"Now your bottom hand is the lower jaw of the shark," Coach Oscar yelled to the players as he crouched down and thrust out his left arm. "The other hand is the upper jaw of the shark. And when the ball comes towards you, the shark gets hungry." A player threw a grounder towards Coach Oscar, and he clamped his hands together to grab the ball. "Is that clear?" Coach Oscar asked.
I looked down the row of players and saw my daughter, Isabelle, and the others nodding. In minutes, they were all crouching low and snatching up the grounders, and in that moment, the players attending the 2nd-4th Grade Baseball Clinic had become a sea of hungry sharks.
With each skill, Coach Oscar broke it down into a series of moves. He used metaphors and connections like a hungry shark so that the kids could grasp the concepts more effectively. He related everything he was doing to what the major league players do, and most importantly, he gave the students lots of time to practice.
One thing was clear. The kids were getting it. In a matter of minutes, they were throwing the ball infinitely better than they had at the beginning. The key to their success was that Coach Oscar was enabling them to learn by doing. After showing them (I do), he walked around as they practiced and gave further instructions if needed (We do). Soon enough, they were all doing it on their own (You do).
As I was watching Isabelle and the other players learn basic skills in throwing, fielding and batting in their Baseball Clinic, I couldn't help but think, where was this coach when I was a kid. After all these years, I was finally learning how to throw a baseball. I was also thinking that what I was watching was a form of a Reading and Writing Workshop.
The idea of the workshop as a clinic isn't a new one. In fact, just the other week, Sara Holbrook and Michael Salinger, our recent resident poets in 8th grade, referred to their workshops in the classroom as clinics, and now I was realizing exactly why they use that term.
The metaphor of a clinic shouldn't just stop there though. If our time in the classroom is like a Reading and Writing Clinic for our students, our PLC work together is the Coaches Clinic. This is when we share our own moves as professionals. It gives us time to map out essential skills of a unit and plan how we can best assess them. It gives us a chance to "watch the tapes" of our players after the fact and see what worked and what didn't. And it gives us the opportunity
Over Thanksgiving, a group of 25 SAS teachers and I headed to Siem Reap, Cambodia, to conduct our own Coaches' Clinics with our Cambodian counterparts from the Caring for Cambodia schools. The focus for this year's teacher training trip was science (thank goodness for Jemma H. as I was literally and figuratively out of my element).
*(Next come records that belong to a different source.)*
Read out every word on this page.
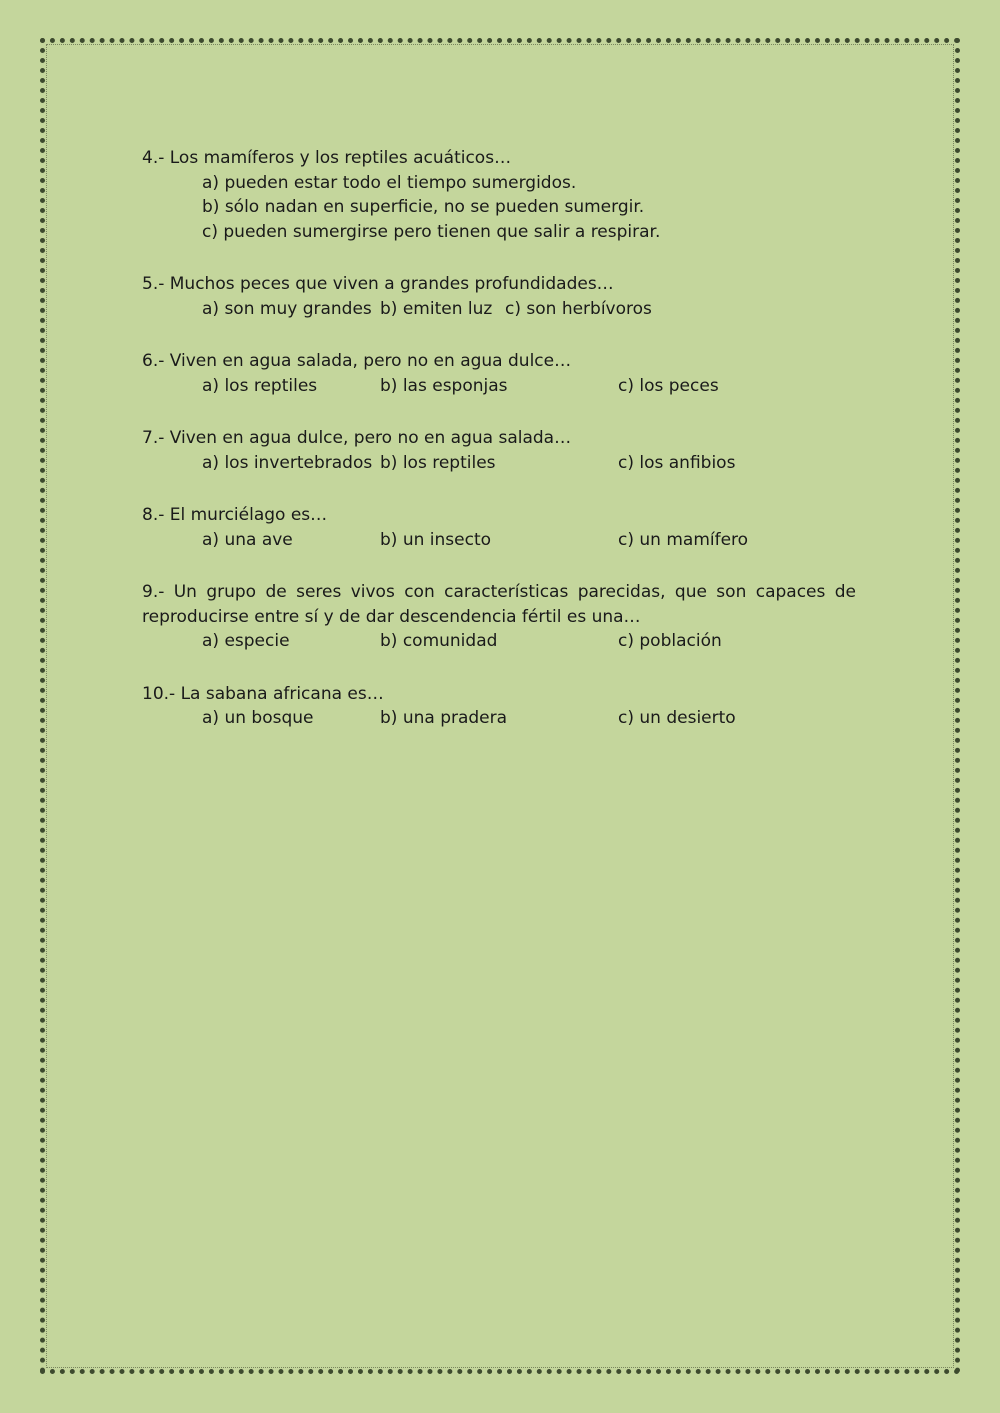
4.- Los mamíferos y los reptiles acuáticos…

a) pueden estar todo el tiempo sumergidos.
b) sólo nadan en superficie, no se pueden sumergir.
c) pueden sumergirse pero tienen que salir a respirar.

5.- Muchos peces que viven a grandes profundidades…

a) son muy grandes b) emiten luz c) son herbívoros

6.- Viven en agua salada, pero no en agua dulce…

a) los reptiles	b) las esponjas	c) los peces

7.- Viven en agua dulce, pero no en agua salada…

a) los invertebrados b) los reptiles	c) los anfibios

8.- El murciélago es…

a) una ave	b) un insecto	c) un mamífero

9.- Un grupo de seres vivos con características parecidas, que son capaces de reproducirse entre sí y de dar descendencia fértil es una…

a) especie	b) comunidad	c) población

10.- La sabana africana es…

a) un bosque	b) una pradera	c) un desierto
For two days, we met teams of teachers to discuss the content, try out some experiments, and explore effective teaching strategies.
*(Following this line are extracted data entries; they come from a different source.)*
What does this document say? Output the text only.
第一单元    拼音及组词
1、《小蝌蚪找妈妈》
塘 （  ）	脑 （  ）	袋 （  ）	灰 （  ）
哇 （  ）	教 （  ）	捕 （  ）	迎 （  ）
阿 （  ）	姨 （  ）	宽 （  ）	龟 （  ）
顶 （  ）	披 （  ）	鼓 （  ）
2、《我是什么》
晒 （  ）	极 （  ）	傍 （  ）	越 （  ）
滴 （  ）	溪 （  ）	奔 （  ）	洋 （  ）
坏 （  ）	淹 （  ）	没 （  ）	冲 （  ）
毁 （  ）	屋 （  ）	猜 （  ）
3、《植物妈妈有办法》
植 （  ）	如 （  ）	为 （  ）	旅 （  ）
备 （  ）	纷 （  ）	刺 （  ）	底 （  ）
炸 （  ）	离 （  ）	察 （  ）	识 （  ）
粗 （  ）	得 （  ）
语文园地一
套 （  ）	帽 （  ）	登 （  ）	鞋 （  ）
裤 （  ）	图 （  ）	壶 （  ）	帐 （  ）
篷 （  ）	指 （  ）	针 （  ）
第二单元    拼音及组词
We used the same methods for effective teaching (I do/We do/You do) that Coach Oscar used in his clinic, and by the third day, the teachers were ready to try the lessons out in their classrooms.
As we traveled to the five schools on that day, we were amazed at how quickly the teachers had picked up some key concepts such as having students work in groups and letting them do the experiment. And instead of the teachers always giving the answers, they asked questions and elicited responses from the students. All this with classes of 50 plus students.
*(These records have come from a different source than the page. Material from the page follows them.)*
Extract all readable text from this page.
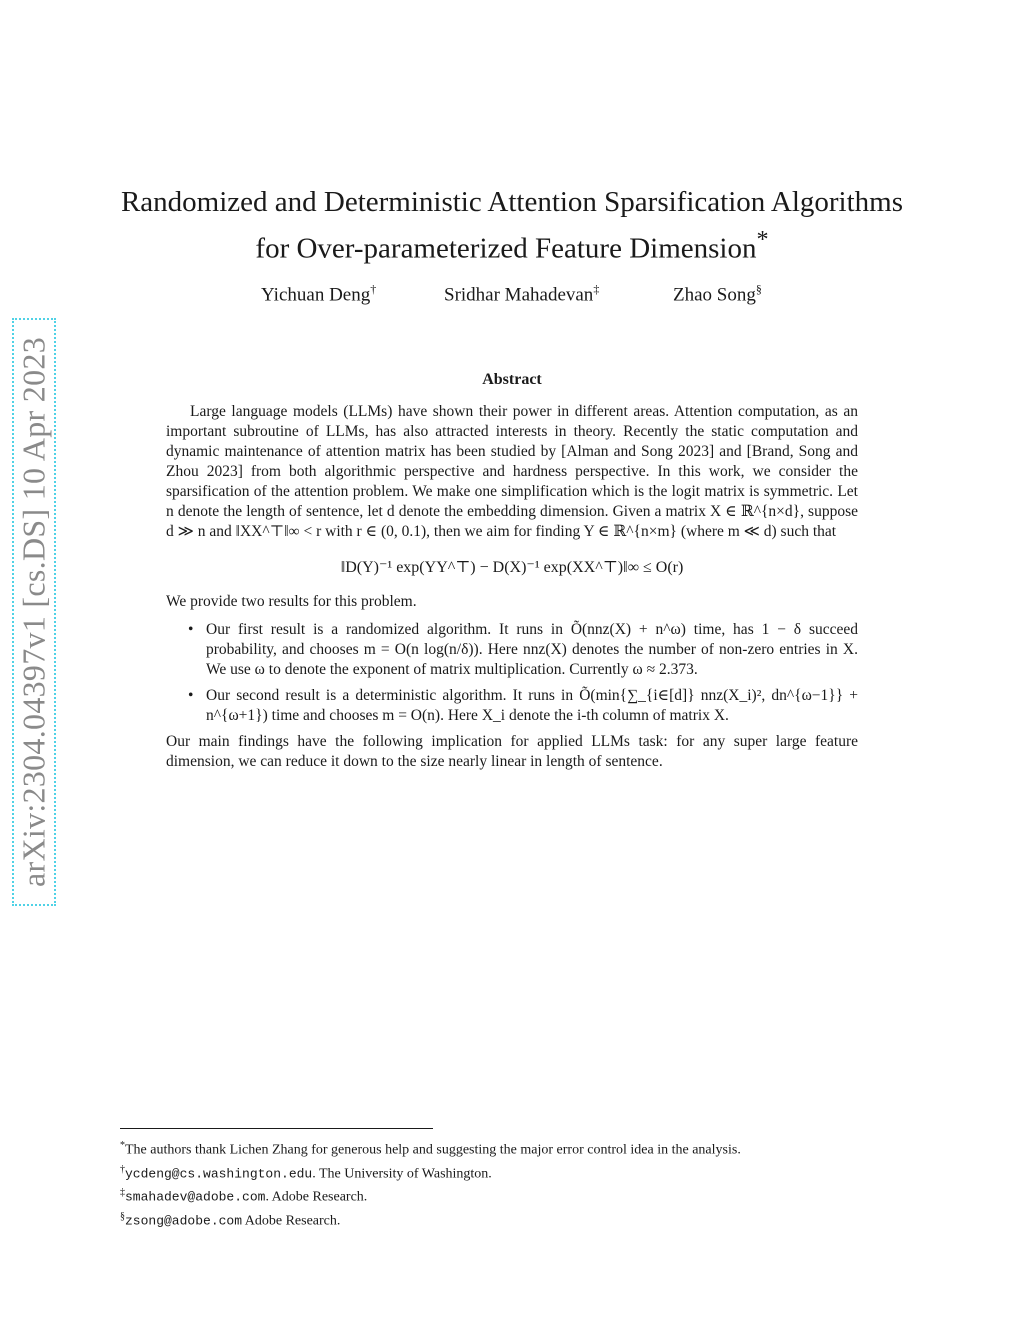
arXiv:2304.04397v1 [cs.DS] 10 Apr 2023
Randomized and Deterministic Attention Sparsification Algorithms
for Over-parameterized Feature Dimension*
Yichuan Deng†	Sridhar Mahadevan‡	Zhao Song§
Abstract

Large language models (LLMs) have shown their power in different areas. Attention computation, as an important subroutine of LLMs, has also attracted interests in theory. Recently the static computation and dynamic maintenance of attention matrix has been studied by [Alman and Song 2023] and [Brand, Song and Zhou 2023] from both algorithmic perspective and hardness perspective. In this work, we consider the sparsification of the attention problem. We make one simplification which is the logit matrix is symmetric. Let n denote the length of sentence, let d denote the embedding dimension. Given a matrix X ∈ ℝ^{n×d}, suppose d ≫ n and ‖XX^⊤‖∞ < r with r ∈ (0, 0.1), then we aim for finding Y ∈ ℝ^{n×m} (where m ≪ d) such that

‖D(Y)⁻¹ exp(YY^⊤) − D(X)⁻¹ exp(XX^⊤)‖∞ ≤ O(r)

We provide two results for this problem.

• Our first result is a randomized algorithm. It runs in Õ(nnz(X) + n^ω) time, has 1 − δ succeed probability, and chooses m = O(n log(n/δ)). Here nnz(X) denotes the number of non-zero entries in X. We use ω to denote the exponent of matrix multiplication. Currently ω ≈ 2.373.
• Our second result is a deterministic algorithm. It runs in Õ(min{∑_{i∈[d]} nnz(X_i)², dn^{ω−1}} + n^{ω+1}) time and chooses m = O(n). Here X_i denote the i-th column of matrix X.

Our main findings have the following implication for applied LLMs task: for any super large feature dimension, we can reduce it down to the size nearly linear in length of sentence.

*The authors thank Lichen Zhang for generous help and suggesting the major error control idea in the analysis.
†ycdeng@cs.washington.edu. The University of Washington.
‡smahadev@adobe.com. Adobe Research.
§zsong@adobe.com Adobe Research.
When we arrived at the last school, we noticed right away that the teacher had taken our experiment of mixing water with different solids and liquids and made it better. Instead of having each group mix all of the substances with water, she had the groups do one each and then compare results across the class. What did was exactly what we do in our work. We learn from each other by taking good practices and techniques and making them in our own in the classroom.
As I get ready for another week in the classroom and look forward to another Coaches Clinic with my PLC, I'm reminded of the following essentials:
- Teach effectively by breaking the skills down into manageable steps, connecting new learning to prior knowledge or frameworks (the hungry shark), and aIlowing for lots of practice (I do/You do/We do) and timely feedback.
- View PLCs as a time for me to learn. I can pick up tips and strategies from my colleagues, and I can gain greater insight from our collective experiences.
- Know my students as best as I can so that I can help them individually and ensure successful lessons for the entire class as a whole.